As part of calculating the confidence of a rule, I need to look at how often the antecedent and consequent occur together, as well as how often the antecedent occurs across the whole transaction set (in this case, rdd).

from itertools import combinations, chain

def powerset(iterable, no_empty=True):
    ''' Produce the powerset for a given iterable '''
    s = list(iterable)
    combos = (combinations(s, r) for r in range(len(s)+1))
    powerset = chain.from_iterable(combos)
    return (el for el in powerset if el) if no_empty else powerset

# Set-up transaction set
rdd = sc.parallelize(
    [
        ('a',),
        ('a', 'b'),
        ('a', 'b'),
        ('b', 'c'),
        ('a', 'c'),
        ('a', 'b'),
        ('b', 'c'),
        ('c',),
        ('b'),
    ]
)

# Create an RDD with the counts of each
# possible itemset
counts = (
    rdd
    .flatMap(lambda x: powerset(x))
    .map(lambda x: (x, 1))
    .reduceByKey(lambda x, y: x + y)
    .map(lambda x: (frozenset(x[0]), x[1]))
)

# Function to calculate confidence of a rule
confidence = lambda x: counts.lookup(frozenset(x)) / counts.lookup((frozenset(x[1]),))

confidence_result = (
    rdd
    # Must be applied to length-two and greater itemsets
    .filter(lambda x: len(x) > 1)
    .map(confidence)
)

For those familiar with this type of lookup problem, you'll know that this type of Exception is raised:

Exception: It appears that you are attempting to broadcast an RDD or reference an RDD from an action or transformation. RDD transformations and actions can only be invoked by the driver, not inside of other transformations; for example, rdd1.map(lambda x: rdd2.values.count() * x) is invalid because the values transformation and count action cannot be performed inside of the rdd1.map transformation. For more information, see SPARK-5063.

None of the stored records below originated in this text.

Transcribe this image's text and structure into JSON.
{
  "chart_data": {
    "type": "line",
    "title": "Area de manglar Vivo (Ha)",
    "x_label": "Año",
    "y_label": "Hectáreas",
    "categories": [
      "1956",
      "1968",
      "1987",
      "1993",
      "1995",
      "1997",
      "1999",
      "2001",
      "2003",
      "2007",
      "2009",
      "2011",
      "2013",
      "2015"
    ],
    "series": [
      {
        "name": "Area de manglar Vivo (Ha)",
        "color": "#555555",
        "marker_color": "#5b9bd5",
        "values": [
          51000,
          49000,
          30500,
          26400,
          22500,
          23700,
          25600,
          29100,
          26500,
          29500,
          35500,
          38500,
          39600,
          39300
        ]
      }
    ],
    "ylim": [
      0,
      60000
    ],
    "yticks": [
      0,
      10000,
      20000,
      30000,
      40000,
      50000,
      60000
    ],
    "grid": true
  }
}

One way to get around this exception is to convert counts to a dictionary:

counts = dict(counts.collect())

confidence = lambda x: (x, counts[frozenset(x)] / counts[frozenset(x[1])])

confidence_result = (
    rdd
    # Must be applied to length-two and greater itemsets
    .filter(lambda x: len(x) > 1)
    .map(confidence)
)

Which gives me my result. But the process of running counts.collect is very expensive, since in reality I have a dataset with 50m+ records. Is there a better option for performing this type of lookup?

1

1 Answers

1
votes

If your target metric can be independently calculated on each RDD partition and then combined to achieve the target result, you can use mapPartitions instead of map when calculating your metric.

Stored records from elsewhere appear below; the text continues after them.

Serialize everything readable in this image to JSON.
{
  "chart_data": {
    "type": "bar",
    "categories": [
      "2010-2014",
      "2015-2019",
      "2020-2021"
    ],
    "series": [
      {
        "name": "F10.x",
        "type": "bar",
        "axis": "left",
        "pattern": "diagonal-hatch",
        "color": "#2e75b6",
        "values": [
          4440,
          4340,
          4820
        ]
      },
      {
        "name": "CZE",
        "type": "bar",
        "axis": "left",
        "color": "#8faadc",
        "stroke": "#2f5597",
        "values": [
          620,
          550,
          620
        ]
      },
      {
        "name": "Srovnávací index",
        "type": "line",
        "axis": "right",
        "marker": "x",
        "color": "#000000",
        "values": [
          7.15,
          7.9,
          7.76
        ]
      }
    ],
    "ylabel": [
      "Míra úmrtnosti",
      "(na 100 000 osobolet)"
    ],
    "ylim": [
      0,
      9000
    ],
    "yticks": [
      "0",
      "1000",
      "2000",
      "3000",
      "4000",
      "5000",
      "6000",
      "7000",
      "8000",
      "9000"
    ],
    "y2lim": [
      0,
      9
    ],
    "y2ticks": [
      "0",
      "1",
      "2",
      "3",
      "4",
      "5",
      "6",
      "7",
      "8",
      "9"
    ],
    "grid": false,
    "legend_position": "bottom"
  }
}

The generic flow should be something like:

metric_result = (
    rdd
    # apply your metric calculation independently on each partition       
    .mapPartitions(confidence_partial) 
    # collect results from the partitions into a single list of results
    .collect()
    # reduce the list to combine the metrics calculated on each partition
    .reduce(confidence_combine)
)

Both confidence_partial and confidence_combine are regular python function that take an iterator/list input.

As an aside, you would probably get a huge performance boost by using dataframe API and native expression functions to calculate your metric.